Running your own business can be exciting. It’s yours. It’s something you imagined, you nurtured, and you introduced to the world. 

I worked for the business I eventually bought for fifteen years and before I took the plunge, I had a mentor explain ownership thusly: Imagine jumping out of a plane and feeling the world rush by your face, taking in sights only you can see at the moment and realizing there is no one else doing exactly what you’re doing. You can see for miles and the speed you’re moving through time at is unparalleled; it’s pure adrenaline. You’re living in the moment, and you get to relive a similar moment every day. 

Then you pull the ripcord and your chute won’t open. 

If you’re willing to pay an attorney everything you have to prevent you from hitting the ground because you have faith in your ability to make it back, then sign on the dotted line.

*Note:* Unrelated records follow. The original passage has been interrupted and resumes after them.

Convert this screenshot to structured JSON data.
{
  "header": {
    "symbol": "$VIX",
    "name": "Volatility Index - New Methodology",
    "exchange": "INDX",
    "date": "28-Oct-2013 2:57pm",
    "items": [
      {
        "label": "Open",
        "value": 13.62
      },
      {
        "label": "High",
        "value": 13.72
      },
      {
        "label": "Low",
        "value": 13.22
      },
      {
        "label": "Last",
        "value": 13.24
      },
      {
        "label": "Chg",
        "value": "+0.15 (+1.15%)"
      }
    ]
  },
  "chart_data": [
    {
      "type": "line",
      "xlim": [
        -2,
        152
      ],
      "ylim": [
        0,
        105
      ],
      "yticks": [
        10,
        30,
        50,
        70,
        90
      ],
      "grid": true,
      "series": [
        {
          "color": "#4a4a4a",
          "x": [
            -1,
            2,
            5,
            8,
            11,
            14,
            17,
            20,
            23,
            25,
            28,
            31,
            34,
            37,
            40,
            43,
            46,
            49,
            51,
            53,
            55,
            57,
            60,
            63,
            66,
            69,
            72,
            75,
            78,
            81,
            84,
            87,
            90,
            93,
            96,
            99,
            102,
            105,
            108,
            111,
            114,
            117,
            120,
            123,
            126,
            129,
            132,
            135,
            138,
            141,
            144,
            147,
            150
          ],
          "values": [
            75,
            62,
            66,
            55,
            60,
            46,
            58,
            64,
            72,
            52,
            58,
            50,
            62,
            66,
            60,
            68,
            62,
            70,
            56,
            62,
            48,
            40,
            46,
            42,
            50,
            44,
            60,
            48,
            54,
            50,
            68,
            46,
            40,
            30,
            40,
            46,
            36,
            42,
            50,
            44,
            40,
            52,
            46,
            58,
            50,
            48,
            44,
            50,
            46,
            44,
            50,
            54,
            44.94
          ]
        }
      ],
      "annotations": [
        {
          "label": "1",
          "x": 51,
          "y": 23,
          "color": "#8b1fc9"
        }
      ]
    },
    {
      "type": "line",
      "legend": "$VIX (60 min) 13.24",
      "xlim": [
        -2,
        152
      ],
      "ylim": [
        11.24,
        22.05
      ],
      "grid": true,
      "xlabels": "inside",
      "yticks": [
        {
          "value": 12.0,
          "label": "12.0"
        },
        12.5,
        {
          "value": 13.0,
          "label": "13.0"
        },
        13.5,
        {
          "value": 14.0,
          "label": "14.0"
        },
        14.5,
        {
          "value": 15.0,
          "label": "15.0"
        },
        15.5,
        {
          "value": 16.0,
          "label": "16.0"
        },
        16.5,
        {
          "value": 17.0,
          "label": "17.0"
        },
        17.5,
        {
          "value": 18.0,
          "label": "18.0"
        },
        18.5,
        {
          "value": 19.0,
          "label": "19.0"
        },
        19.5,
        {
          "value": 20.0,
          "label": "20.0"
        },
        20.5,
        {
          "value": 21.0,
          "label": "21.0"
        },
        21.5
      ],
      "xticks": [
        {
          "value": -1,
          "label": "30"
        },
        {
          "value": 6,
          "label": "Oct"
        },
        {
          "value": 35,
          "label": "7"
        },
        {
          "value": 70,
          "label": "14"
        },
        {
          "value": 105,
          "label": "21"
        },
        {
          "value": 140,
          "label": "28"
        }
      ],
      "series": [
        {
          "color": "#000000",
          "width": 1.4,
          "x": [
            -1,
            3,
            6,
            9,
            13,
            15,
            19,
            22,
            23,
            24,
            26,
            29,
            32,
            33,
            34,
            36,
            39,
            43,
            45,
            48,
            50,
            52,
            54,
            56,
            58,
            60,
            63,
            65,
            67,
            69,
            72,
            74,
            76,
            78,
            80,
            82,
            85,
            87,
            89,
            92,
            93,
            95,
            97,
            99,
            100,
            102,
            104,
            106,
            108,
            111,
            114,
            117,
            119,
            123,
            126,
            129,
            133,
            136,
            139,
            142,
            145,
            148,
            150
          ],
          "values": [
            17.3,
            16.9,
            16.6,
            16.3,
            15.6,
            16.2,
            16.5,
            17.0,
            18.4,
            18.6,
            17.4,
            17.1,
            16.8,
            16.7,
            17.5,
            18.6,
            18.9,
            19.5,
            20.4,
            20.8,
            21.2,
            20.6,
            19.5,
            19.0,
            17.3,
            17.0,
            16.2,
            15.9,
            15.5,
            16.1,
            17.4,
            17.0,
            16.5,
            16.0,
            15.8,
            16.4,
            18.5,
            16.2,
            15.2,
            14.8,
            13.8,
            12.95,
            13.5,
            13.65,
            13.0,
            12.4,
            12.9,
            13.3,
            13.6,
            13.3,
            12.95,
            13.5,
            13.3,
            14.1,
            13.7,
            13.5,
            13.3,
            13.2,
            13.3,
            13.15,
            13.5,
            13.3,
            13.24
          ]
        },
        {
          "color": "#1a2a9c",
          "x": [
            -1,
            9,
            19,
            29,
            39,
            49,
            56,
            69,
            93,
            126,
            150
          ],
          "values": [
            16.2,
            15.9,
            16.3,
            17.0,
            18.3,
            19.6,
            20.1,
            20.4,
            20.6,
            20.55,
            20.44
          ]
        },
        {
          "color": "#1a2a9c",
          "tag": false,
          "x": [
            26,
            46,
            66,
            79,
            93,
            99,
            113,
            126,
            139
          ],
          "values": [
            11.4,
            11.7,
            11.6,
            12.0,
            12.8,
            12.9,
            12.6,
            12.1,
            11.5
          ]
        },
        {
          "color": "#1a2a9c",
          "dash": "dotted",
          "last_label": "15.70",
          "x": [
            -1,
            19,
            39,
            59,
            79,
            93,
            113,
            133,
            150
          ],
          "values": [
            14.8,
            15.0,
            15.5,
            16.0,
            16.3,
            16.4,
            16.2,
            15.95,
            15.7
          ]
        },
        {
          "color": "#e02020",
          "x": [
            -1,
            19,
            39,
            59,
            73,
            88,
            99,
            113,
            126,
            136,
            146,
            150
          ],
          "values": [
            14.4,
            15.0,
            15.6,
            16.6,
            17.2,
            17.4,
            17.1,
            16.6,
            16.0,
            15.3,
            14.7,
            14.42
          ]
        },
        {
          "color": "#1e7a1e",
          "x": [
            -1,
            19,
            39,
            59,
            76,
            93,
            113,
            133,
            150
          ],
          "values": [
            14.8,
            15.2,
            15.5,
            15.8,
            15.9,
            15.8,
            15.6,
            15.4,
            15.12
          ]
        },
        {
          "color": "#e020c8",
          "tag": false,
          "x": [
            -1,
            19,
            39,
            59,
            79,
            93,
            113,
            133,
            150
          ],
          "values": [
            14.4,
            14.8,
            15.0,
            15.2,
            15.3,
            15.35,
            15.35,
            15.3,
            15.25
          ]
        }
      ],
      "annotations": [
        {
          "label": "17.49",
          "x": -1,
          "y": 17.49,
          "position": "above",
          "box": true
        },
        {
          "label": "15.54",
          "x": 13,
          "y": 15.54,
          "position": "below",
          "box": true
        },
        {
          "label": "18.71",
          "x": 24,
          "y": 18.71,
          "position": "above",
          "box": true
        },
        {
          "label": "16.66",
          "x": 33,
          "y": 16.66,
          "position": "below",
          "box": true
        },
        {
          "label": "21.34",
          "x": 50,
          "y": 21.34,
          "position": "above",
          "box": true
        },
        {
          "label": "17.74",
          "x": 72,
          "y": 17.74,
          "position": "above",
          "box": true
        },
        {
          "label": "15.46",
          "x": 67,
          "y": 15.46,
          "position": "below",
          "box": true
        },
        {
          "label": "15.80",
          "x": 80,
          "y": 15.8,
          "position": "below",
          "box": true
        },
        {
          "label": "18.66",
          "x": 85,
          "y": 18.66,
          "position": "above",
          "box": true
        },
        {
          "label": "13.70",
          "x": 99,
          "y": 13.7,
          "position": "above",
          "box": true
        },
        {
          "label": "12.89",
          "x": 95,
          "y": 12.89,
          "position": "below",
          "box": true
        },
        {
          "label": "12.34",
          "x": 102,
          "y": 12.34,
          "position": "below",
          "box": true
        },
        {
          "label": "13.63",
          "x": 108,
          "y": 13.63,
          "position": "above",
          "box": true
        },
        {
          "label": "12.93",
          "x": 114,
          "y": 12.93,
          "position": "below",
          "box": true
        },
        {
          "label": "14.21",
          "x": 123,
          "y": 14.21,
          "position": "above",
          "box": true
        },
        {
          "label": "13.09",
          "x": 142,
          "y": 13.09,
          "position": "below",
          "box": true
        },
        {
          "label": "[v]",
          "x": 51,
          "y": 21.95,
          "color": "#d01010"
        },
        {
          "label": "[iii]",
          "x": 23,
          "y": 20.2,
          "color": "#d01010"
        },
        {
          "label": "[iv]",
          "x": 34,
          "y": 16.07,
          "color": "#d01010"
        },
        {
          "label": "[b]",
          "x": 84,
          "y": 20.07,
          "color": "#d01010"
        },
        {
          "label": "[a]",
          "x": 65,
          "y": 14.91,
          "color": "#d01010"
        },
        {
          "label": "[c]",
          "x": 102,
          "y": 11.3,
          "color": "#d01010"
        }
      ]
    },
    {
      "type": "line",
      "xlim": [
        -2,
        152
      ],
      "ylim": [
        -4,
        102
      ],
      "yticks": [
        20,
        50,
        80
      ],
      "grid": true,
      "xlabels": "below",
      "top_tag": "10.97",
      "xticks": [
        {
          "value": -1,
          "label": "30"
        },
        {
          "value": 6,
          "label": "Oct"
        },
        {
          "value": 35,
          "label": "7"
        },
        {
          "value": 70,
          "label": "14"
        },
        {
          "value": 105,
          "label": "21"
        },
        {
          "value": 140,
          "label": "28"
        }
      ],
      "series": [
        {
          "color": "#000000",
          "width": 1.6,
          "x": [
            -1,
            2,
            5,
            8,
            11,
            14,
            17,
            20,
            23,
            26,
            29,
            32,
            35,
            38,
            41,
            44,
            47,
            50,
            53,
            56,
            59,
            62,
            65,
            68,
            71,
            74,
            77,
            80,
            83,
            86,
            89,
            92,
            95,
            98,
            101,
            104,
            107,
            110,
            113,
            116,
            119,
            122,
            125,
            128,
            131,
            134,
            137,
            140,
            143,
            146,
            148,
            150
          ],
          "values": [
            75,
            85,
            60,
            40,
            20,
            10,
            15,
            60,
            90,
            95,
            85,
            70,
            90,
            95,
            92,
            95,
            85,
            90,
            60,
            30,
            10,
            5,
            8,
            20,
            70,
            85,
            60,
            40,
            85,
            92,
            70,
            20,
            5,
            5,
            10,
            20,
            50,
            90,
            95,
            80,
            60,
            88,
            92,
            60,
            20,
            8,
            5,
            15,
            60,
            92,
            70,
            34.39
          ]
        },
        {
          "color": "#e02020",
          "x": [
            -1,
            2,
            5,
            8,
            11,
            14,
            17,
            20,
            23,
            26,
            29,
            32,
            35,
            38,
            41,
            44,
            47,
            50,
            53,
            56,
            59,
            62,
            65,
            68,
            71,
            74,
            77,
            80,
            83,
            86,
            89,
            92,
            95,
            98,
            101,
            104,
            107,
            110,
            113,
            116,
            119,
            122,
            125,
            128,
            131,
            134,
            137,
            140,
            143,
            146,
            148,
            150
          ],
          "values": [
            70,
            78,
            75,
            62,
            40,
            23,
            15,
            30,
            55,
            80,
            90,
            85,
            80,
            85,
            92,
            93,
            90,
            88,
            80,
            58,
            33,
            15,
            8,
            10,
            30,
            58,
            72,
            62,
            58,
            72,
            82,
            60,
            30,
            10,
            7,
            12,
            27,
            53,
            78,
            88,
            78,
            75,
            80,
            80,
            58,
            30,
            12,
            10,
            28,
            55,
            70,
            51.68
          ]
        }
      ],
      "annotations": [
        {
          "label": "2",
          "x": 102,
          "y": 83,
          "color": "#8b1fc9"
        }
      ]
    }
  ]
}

What allowed me to put pen to paper was the people I worked with. The bookkeeper was an amazingly detail-oriented and ethical person who had spent years keeping us legal and financially risk averse. The Sales Manager used to be the GM and he was always spurred on by accomplishment. The Operations Manager was methodical, a great listener and entrenched in the company and product history. His big motivation was opportunity for his people. The Personnel Manager had a knack for knowing people, recognizing their capabilities and their limits. 

The only thing that could have ruined it was me. I quickly adopted the role of provider: my job was to give people the tools to do their jobs to the best of their abilities. Whether those tools were financial, physical, or educational, I did my best to provide people with the tools our budget would allow. My job simply was to make sure people could do their jobs, not to do their jobs for them. 

Don’t pay people if you’re going to strip their ideas and autonomy from them. The strength of a company is not from a singular person, but from the combined perspectives and collective experience of the people you assemble.

At Dinsmoor Strategies, over half of our workforce is half my age. I don’t need them to execute my vision for a client, but to bring their concepts to the table and analyze all perspectives to arrive at the best possible idea. Honestly, sometimes it’s like they’re speaking German and I can only understand Portuguese; but we challenge each other and speak freely. It’s an incredibly open atmosphere to offer or to pivot with ideas. 

Bonus Tip

If innovation and the idea pipeline is dry in your organization, the trouble, quite honestly, may be you. Have the courage and leadership to question yourself and not only listen, but hear what others have to say. You need people to speak up, but they need to be heard.